Musik läuft fast durchgehend in seinem Atelier, seine umfangreiche Schallplattensammlung reicht von Klassik bis Reggae. Leider tanzt der sympathische Künstler, der seit 2006 an der Akademie die Klasse für erweiterten malerischen Raum leitet, nur einmal. Dafür pfeift er gerne vor sich hin. Charmant!

Die meiste Zeit spricht der 60-Jährige – der übrigens deutlich jünger rüberkommt – über sein Schaffen. Dies tut der politische Künstler, der in der Punk- und Hausbesetzerszene in Hamburg groß wurde und früher Plattencover für Bands wie Die Goldenen Zitronen gestaltete, von denen er im Film auch ein Konzert besucht, auf eloquente Weise.

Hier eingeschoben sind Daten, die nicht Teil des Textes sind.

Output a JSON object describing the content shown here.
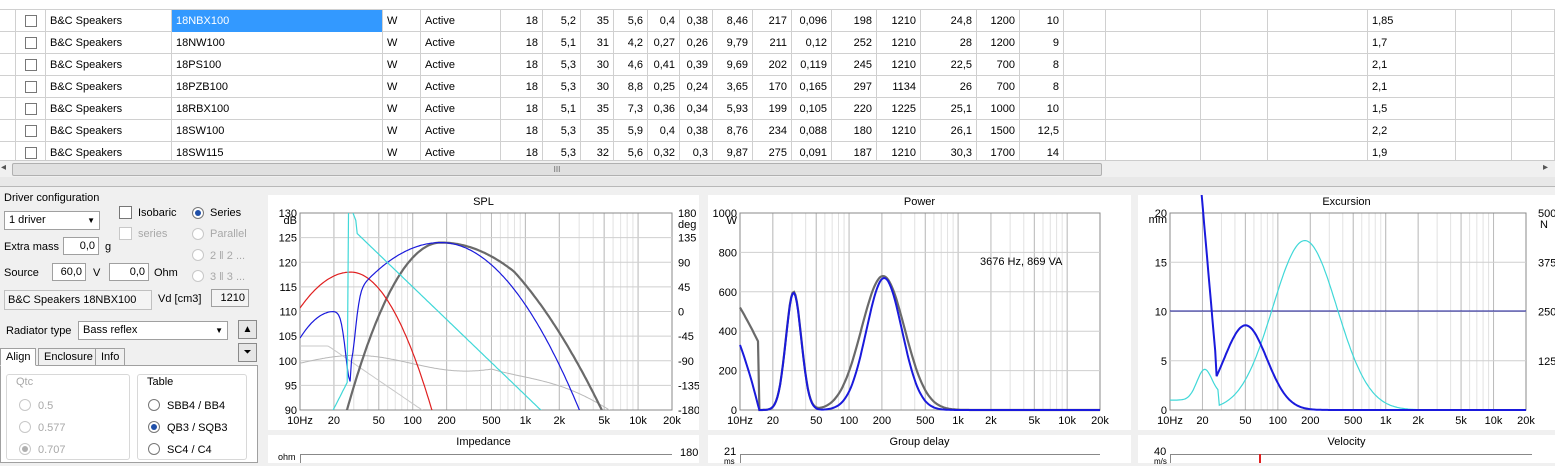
{
  "grid": {
    "rows": [
      {
        "brand": "B&C Speakers",
        "model": "18NBX100",
        "type": "W",
        "status": "Active",
        "c1": "18",
        "c2": "5,2",
        "c3": "35",
        "c4": "5,6",
        "c5": "0,4",
        "c6": "0,38",
        "c7": "8,46",
        "c8": "217",
        "c9": "0,096",
        "c10": "198",
        "c11": "1210",
        "c12": "24,8",
        "c13": "1200",
        "c14": "10",
        "c15": "1,85"
      },
      {
        "brand": "B&C Speakers",
        "model": "18NW100",
        "type": "W",
        "status": "Active",
        "c1": "18",
        "c2": "5,1",
        "c3": "31",
        "c4": "4,2",
        "c5": "0,27",
        "c6": "0,26",
        "c7": "9,79",
        "c8": "211",
        "c9": "0,12",
        "c10": "252",
        "c11": "1210",
        "c12": "28",
        "c13": "1200",
        "c14": "9",
        "c15": "1,7"
      },
      {
        "brand": "B&C Speakers",
        "model": "18PS100",
        "type": "W",
        "status": "Active",
        "c1": "18",
        "c2": "5,3",
        "c3": "30",
        "c4": "4,6",
        "c5": "0,41",
        "c6": "0,39",
        "c7": "9,69",
        "c8": "202",
        "c9": "0,119",
        "c10": "245",
        "c11": "1210",
        "c12": "22,5",
        "c13": "700",
        "c14": "8",
        "c15": "2,1"
      },
      {
        "brand": "B&C Speakers",
        "model": "18PZB100",
        "type": "W",
        "status": "Active",
        "c1": "18",
        "c2": "5,3",
        "c3": "30",
        "c4": "8,8",
        "c5": "0,25",
        "c6": "0,24",
        "c7": "3,65",
        "c8": "170",
        "c9": "0,165",
        "c10": "297",
        "c11": "1134",
        "c12": "26",
        "c13": "700",
        "c14": "8",
        "c15": "2,1"
      },
      {
        "brand": "B&C Speakers",
        "model": "18RBX100",
        "type": "W",
        "status": "Active",
        "c1": "18",
        "c2": "5,1",
        "c3": "35",
        "c4": "7,3",
        "c5": "0,36",
        "c6": "0,34",
        "c7": "5,93",
        "c8": "199",
        "c9": "0,105",
        "c10": "220",
        "c11": "1225",
        "c12": "25,1",
        "c13": "1000",
        "c14": "10",
        "c15": "1,5"
      },
      {
        "brand": "B&C Speakers",
        "model": "18SW100",
        "type": "W",
        "status": "Active",
        "c1": "18",
        "c2": "5,3",
        "c3": "35",
        "c4": "5,9",
        "c5": "0,4",
        "c6": "0,38",
        "c7": "8,76",
        "c8": "234",
        "c9": "0,088",
        "c10": "180",
        "c11": "1210",
        "c12": "26,1",
        "c13": "1500",
        "c14": "12,5",
        "c15": "2,2"
      },
      {
        "brand": "B&C Speakers",
        "model": "18SW115",
        "type": "W",
        "status": "Active",
        "c1": "18",
        "c2": "5,3",
        "c3": "32",
        "c4": "5,6",
        "c5": "0,32",
        "c6": "0,3",
        "c7": "9,87",
        "c8": "275",
        "c9": "0,091",
        "c10": "187",
        "c11": "1210",
        "c12": "30,3",
        "c13": "1700",
        "c14": "14",
        "c15": "1,9"
      }
    ],
    "scroll_grip": "III",
    "left_arrow": "◂",
    "right_arrow": "▸"
  },
  "config": {
    "driver_configuration_label": "Driver configuration",
    "driver_count": "1 driver",
    "isobaric_label": "Isobaric",
    "series_radio_label": "Series",
    "series_check_label": "series",
    "parallel_label": "Parallel",
    "two_label": "2 ‖ 2 ...",
    "three_label": "3 ‖ 3 ...",
    "extra_mass_label": "Extra mass",
    "extra_mass_value": "0,0",
    "extra_mass_unit": "g",
    "source_label": "Source",
    "source_value": "60,0",
    "source_unit": "V",
    "ohm_value": "0,0",
    "ohm_unit": "Ohm",
    "driver_name": "B&C Speakers 18NBX100",
    "vd_label": "Vd [cm3]",
    "vd_value": "1210",
    "radiator_type_label": "Radiator type",
    "radiator_type_value": "Bass reflex",
    "tabs": [
      "Align",
      "Enclosure",
      "Info"
    ],
    "qtc_label": "Qtc",
    "qtc_options": [
      "0.5",
      "0.577",
      "0.707"
    ],
    "table_label": "Table",
    "table_options": [
      "SBB4 / BB4",
      "QB3 / SQB3",
      "SC4 / C4"
    ]
  },
  "charts": {
    "spl": {
      "title": "SPL",
      "yunit": "dB",
      "y2unit": "deg",
      "yticks": [
        "130",
        "125",
        "120",
        "115",
        "110",
        "105",
        "100",
        "95",
        "90"
      ],
      "y2ticks": [
        "180",
        "135",
        "90",
        "45",
        "0",
        "-45",
        "-90",
        "-135",
        "-180"
      ],
      "xticks": [
        "10Hz",
        "20",
        "50",
        "100",
        "200",
        "500",
        "1k",
        "2k",
        "5k",
        "10k",
        "20k"
      ]
    },
    "power": {
      "title": "Power",
      "yunit": "W",
      "yticks": [
        "1000",
        "800",
        "600",
        "400",
        "200",
        "0"
      ],
      "annotation": "3676 Hz, 869 VA",
      "xticks": [
        "10Hz",
        "20",
        "50",
        "100",
        "200",
        "500",
        "1k",
        "2k",
        "5k",
        "10k",
        "20k"
      ]
    },
    "excursion": {
      "title": "Excursion",
      "yunit": "mm",
      "y2unit": "N",
      "yticks": [
        "20",
        "15",
        "10",
        "5",
        "0"
      ],
      "y2ticks": [
        "500",
        "375",
        "250",
        "125"
      ],
      "xticks": [
        "10Hz",
        "20",
        "50",
        "100",
        "200",
        "500",
        "1k",
        "2k",
        "5k",
        "10k",
        "20k"
      ]
    },
    "impedance": {
      "title": "Impedance",
      "yunit": "ohm",
      "ytop": "",
      "y2top": "180"
    },
    "group_delay": {
      "title": "Group delay",
      "ytop": "21",
      "yunit": "ms"
    },
    "velocity": {
      "title": "Velocity",
      "ytop": "40",
      "yunit": "m/s"
    }
  },
  "colors": {
    "selection": "#3399ff",
    "blue": "#1a1adc",
    "gray": "#6a6a6a",
    "cyan": "#40d8d8",
    "red": "#e02020"
  }
}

Er erinnert sich an seinen Weg vom Rebellen zur Kunstakademie, an der er erst mit 30 Jahren zu studieren begann, und sein anfängliches Zögern. Er habe nicht damit gerechnet, dass er einmal von seiner Arbeit leben könne und diese anderen Menschen wichtig sein könnte, sagt Richter im Film bescheiden.

Zwischendurch macht der Künstler mit der getönten Brille und sportlicher Malerkluft mal einen Kopfstand zur Entspannung.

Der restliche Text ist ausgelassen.